Guwahati, April 28: The AGP today stitched together a seven-party alliance and started working on a common minimum programme, confident of beating the Congress in the numbers game when the day of reckoning arrives.

Intriguingly, the regional party’s efforts to cobble together a coalition potentially capable of outnumbering the Congress bore fruit after the elections but before the declaration of results.

Explaining the rationale behind forming the seven-party alliance during the gap between polling and counting of votes, CPI veteran Promode Gogoi said the conglomerate was hedging its bets on the governor inviting the “single-largest entity” to form the government in the event of a hung Assembly.

“We need to have the alliance in black and white to prove that we are one entity. We are not doing it just for the sake of it,” he added.
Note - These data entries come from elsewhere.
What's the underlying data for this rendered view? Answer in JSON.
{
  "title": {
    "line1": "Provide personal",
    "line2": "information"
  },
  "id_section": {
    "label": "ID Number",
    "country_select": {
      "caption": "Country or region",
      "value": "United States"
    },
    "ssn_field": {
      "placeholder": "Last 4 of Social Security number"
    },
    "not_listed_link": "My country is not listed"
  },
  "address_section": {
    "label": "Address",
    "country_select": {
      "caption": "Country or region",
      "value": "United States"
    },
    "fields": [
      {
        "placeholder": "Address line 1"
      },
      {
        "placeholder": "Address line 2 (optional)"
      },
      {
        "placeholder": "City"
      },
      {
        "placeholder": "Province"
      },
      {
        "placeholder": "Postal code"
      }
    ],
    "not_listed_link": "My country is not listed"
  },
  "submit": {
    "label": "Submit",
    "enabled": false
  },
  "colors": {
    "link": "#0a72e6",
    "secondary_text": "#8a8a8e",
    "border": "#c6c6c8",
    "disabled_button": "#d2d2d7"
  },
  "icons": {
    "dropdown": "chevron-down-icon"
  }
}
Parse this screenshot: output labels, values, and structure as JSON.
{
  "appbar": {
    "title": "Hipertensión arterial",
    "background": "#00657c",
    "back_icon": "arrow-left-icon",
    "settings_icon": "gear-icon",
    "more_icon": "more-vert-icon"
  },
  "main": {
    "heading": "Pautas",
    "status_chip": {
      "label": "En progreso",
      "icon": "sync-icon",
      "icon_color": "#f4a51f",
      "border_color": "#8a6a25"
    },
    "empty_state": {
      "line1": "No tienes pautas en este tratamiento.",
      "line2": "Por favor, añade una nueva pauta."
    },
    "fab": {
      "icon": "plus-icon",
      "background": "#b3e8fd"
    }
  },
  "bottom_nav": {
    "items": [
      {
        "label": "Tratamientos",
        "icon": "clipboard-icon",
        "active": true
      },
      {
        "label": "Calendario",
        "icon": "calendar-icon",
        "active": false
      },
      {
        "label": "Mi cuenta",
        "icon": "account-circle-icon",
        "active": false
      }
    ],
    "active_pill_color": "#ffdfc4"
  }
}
The seven parties in the group are the AGP, CPI, CPM, Autonomous State Demand Committee (Holiram), Bodoland People’s Progressive Front (Rabiram), Trinamool Gana Parishad and Samajwadi Party.

Gogoi said the alliance was hopeful of winning the requisite number of seats in the 126-member Assembly to form the government. The results will be declared on May 11.

Emerging from a meeting of delegates from six of the seven constituents of the alliance, AGP chief Brindaban Goswami said his party had been given the responsibility of drafting the common minimum programme. “The draft will include issues highlighted by the parties in their election manifestos,” he added.

The AGP and its allies were reportedly unanimous about the need to have a common minimum programme ready before the announcement of results, mainly to be able to convince the governor about the conglomerate’s “wil-lingness to work together”.

Gogoi, who was the flood control minister in the erstwhile Prafulla Kumar Mahanta government, recalled that in 1981, the then governor had invited Keshab Gogoi of the Congress to form the government because the loosely-knit Opposition was not ready with a common minimum programme. He said the Opposition would not make the same mistake.

Goswami said the AGP would compile a draft of the programme soon and discuss it with its allies.

He said the very fact that seven parties had come together was a big achievement in itself. These parties had only seat-sharing arrangements before the elections.

Telugu Desam Party general secretary K. Rama Mohana Rao was present during the discussions today. The Andhra Pradesh leader had also campaigned for the AGP.

Only the CPM was not represented at the meeting that finalised the alliance. Senior CPM leader Udhav Barman said his party would not be part of the government, but certainly lend support to any non-Congress, non-BJP group.